What does HackerNews think of jsencrypt?

A zero-dependency Javascript library to perform OpenSSL RSA Encryption, Decryption, and Key Generation.

Language: JavaScript

Using browser crypto to create a document is the right thing to do, but you might want a JavaScript decryption library to improve portability and lifespan. I would check that it’s capable of decrypting the payload when you’re making a document. (Possibly https://github.com/travist/jsencrypt)

The obvious weakness is your hosted document creator: it’s essentially impossible to defend an HTML document against a malicious domain. We can look at your GitHub repo, but there’s no guarantee that’s the exact code that’s running. If you’re an especially valuable target, you can’t even be sure that the files that you think you’re serving haven’t been tampered with.

I had an extension called Deeper History which I shut down out security/privacy concerns very similar to yours. The solution I came up with half worked. I used https://github.com/travist/jsencrypt to encrypt the sensitive data before storing it in IndexedDB.

The problem was I couldn't get it to work with public keys I created locally. According to jsencrypt's github it should be possible. If you could get it to work you could give security conscious people a way to safely cache stuff locally.

Anyways if it would help to store user info on the client, I jut wanted to say there is a viable way forward on that. I have the code to chunk and encrypt stuff on the client if you're interested.

I've been hacking up a facebook clone at work.
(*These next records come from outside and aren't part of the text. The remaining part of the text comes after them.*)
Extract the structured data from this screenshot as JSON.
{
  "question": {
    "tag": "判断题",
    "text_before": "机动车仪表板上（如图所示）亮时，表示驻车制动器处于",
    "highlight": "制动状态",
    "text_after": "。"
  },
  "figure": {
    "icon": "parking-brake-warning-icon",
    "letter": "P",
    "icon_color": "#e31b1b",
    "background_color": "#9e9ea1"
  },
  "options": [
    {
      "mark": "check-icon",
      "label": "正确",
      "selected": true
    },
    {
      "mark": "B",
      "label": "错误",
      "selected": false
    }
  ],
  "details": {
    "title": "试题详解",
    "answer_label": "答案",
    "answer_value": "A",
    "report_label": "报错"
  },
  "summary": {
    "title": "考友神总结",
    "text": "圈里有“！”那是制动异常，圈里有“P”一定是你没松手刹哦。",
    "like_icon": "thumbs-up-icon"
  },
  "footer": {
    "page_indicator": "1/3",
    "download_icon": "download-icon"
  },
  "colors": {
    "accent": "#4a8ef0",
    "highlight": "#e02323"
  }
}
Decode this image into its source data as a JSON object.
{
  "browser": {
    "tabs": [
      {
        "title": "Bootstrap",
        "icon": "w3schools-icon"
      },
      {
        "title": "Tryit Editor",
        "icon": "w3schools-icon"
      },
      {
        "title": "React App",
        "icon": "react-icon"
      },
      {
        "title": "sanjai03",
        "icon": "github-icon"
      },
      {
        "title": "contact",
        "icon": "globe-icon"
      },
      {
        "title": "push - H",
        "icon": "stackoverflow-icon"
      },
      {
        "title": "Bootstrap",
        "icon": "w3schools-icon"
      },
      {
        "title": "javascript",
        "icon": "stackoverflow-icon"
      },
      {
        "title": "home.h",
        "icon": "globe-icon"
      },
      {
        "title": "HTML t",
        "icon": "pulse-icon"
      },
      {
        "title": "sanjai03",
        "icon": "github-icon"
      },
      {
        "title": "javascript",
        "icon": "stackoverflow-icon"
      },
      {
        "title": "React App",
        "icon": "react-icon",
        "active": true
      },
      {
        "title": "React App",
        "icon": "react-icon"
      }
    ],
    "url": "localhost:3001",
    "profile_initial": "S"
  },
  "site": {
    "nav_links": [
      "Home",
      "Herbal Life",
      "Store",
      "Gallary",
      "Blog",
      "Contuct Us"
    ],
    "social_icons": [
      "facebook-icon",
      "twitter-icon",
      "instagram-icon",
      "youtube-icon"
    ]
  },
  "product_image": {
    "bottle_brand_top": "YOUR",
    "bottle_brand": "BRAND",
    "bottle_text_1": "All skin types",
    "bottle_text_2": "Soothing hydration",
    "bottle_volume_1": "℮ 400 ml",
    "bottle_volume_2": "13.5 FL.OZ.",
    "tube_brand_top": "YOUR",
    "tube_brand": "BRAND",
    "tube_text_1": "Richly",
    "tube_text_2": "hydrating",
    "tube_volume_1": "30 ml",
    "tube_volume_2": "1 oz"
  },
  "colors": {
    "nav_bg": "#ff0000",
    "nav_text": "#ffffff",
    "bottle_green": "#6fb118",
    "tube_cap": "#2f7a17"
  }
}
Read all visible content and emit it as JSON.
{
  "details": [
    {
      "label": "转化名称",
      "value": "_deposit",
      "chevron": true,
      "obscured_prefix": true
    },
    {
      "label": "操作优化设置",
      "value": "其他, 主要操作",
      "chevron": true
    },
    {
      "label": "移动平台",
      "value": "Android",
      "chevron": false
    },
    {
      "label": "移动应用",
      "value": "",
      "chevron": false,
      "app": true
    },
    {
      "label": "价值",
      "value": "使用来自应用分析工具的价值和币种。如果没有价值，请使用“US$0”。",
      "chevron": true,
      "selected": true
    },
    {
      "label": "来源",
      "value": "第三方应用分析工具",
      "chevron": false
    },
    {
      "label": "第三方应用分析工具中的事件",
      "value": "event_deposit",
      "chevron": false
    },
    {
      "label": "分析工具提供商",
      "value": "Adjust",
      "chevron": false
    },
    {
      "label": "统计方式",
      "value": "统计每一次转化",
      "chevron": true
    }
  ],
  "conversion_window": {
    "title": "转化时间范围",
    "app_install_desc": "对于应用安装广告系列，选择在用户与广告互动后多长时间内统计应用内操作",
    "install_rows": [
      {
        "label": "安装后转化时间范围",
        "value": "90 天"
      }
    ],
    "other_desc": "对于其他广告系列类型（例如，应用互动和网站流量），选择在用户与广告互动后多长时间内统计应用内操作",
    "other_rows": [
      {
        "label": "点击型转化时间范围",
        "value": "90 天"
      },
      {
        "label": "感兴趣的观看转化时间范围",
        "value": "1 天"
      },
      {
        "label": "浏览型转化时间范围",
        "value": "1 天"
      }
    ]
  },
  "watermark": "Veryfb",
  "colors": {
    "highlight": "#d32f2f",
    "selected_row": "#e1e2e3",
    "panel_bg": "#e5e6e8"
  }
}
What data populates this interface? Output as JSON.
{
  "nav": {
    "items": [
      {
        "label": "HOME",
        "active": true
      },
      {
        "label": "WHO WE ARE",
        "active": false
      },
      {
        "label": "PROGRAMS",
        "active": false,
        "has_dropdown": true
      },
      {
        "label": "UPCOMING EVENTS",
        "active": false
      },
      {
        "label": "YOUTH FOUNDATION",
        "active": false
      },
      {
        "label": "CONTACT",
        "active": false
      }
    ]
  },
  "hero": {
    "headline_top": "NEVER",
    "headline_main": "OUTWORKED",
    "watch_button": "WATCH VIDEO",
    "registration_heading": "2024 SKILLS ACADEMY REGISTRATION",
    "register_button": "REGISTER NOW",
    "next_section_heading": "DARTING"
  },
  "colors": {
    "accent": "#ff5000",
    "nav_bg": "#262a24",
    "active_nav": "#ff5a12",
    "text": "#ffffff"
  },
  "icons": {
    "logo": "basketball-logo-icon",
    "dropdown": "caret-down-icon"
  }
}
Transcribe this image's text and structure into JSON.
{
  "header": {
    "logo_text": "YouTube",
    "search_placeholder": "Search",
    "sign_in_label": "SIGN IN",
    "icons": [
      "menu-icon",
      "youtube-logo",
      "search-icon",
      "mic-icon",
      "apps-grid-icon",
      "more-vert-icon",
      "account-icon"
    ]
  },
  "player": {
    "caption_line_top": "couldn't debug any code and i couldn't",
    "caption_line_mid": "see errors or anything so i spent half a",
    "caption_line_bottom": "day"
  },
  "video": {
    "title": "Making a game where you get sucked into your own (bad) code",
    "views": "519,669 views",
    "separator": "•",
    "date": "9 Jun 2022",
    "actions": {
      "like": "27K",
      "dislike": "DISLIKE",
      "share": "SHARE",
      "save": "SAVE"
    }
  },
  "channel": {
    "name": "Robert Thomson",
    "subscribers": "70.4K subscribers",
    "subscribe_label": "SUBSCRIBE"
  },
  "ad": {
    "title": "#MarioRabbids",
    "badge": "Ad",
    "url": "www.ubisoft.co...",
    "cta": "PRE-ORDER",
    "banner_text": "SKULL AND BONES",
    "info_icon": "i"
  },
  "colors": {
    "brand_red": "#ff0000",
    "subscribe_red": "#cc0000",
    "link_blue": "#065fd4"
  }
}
I've discovered that it's easier than ever to have end to end encryption. For example, there are now good working RSA and symmetric javascript crypto libraries that work in the browser:

   for RSA: https://github.com/travist/jsencrypt
   for AES: https://code.google.com/p/crypto-js/
This includes generating your own private key for a totally in-browser "sign up" process (browser can save your private key in a file, you then point to it to "log in").

Add to this: a distributed message passing system: something like torrents with channels shared by multiple users so that you can't easily see who is sending to who with enough traffic.

Also for identity verification: use the bitcoin block chain as a CA.

Anyway, think of a single-page web-app, where the page is stored along with your private identity file on a USB-key (this avoids the security hole of having to download it every time).